The determination to analyze the trajectory again at the test step 316 may be made by an external operator, may be automatically determined based on a set cycle or time period, or may be autonomously controlled by the on-board electronic circuitry using a control algorithm. For example, the control algorithm may establish a “point-of-no-return” at a location on the trajectory after which no further trajectory modifications by the RCNS are performed. In other embodiments, adjustments to the trajectory may be continuously conducted by the RCNS, such that there is no test step 316 and, after the test step 312, processing automatically proceeds via an operation path 318 to the step 304. Executable code, stored in a computer readable medium such as non-volatile memory 142 of the on-board electronic circuitry 140, may be provided for carrying out the above-noted steps.

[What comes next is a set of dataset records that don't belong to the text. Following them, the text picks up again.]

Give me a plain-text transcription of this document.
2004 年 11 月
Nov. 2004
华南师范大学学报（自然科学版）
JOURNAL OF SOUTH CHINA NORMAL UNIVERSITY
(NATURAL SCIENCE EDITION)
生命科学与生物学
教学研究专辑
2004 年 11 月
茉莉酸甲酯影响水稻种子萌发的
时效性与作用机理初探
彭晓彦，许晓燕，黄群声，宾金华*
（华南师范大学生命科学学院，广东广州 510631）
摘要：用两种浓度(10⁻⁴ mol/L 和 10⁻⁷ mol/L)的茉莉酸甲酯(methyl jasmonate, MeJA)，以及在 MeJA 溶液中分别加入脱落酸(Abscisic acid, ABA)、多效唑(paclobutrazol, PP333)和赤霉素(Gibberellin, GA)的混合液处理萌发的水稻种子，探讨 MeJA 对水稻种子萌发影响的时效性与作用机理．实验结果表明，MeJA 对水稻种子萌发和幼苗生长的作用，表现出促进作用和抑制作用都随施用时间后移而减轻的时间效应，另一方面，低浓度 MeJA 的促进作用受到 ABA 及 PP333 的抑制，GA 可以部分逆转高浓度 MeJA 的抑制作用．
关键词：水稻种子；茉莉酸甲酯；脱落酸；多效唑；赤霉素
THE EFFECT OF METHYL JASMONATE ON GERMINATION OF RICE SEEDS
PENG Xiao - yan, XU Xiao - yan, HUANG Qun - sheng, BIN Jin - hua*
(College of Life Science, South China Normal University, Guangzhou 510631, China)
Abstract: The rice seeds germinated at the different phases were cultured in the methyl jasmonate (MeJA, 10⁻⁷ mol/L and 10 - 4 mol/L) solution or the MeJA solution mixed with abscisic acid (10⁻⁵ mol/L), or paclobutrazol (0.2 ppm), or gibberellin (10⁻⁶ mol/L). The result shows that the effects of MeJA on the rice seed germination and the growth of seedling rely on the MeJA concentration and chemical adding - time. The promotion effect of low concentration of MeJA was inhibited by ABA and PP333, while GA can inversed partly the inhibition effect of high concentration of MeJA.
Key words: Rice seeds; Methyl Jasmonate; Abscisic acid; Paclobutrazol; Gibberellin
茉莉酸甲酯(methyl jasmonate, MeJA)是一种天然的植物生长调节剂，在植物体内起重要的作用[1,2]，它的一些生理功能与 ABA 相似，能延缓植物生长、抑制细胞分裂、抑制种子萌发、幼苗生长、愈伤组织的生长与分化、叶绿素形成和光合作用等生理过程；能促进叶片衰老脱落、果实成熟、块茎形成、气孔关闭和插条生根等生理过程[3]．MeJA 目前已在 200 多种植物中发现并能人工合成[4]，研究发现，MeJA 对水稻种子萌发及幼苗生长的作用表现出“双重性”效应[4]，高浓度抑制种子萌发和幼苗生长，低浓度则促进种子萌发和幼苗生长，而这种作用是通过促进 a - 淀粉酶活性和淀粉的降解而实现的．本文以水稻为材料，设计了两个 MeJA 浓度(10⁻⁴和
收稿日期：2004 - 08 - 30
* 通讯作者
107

FIG. 12 is a flow diagram further illustrating processing of the step 314 from FIG. 11 concerning adjustment of the deflection and/or orientation of the nose cone according to the system described herein. At a substep 402, a desired magnitude of deflection and/or orientation of the nose cone is determined in order to correct the trajectory of the projectile based on a comparison of a predicted MPI from the pre-corrected projectile trajectory with respect to target coordinates (see the step 310 of FIG. 11). After the substep 402, processing proceeds to a substep 404 where a rotation schema is devised for rotating the first and/or the second forward sections to achieve the desired magnitude of deflection and/or orientation of the nose cone and drive the projectile body to a particular angle of attack, as further described elsewhere herein. After the substep 404, processing proceeds to a substep 406 where the first and/or second forward sections are rotated according to the devised rotation schema. Thereafter, at a step 408, the system may allow sufficient time for the reconfigured nose cone to drive the projectile body to attain the angle of attack that modifies the trajectory of the projectile according to the determined trajectory corrections. Executable code, stored in a computer readable medium such as non-volatile memory 142 of the on-board electronic circuitry 140, may be provided for carrying out the above-noted steps. As discussed in reference to FIG. 1, after the nose cone adjustment step of 314, processing proceeds back to step 304 where updated trajectory information is received reflecting the corrections made to the projectile trajectory.

Other embodiments of the invention will be apparent to those skilled in the art from a consideration of the specification or practice of the invention disclosed herein. It is intended that the specification and examples be considered as exemplary only, with the true scope and spirit of the invention being indicated by the following claims.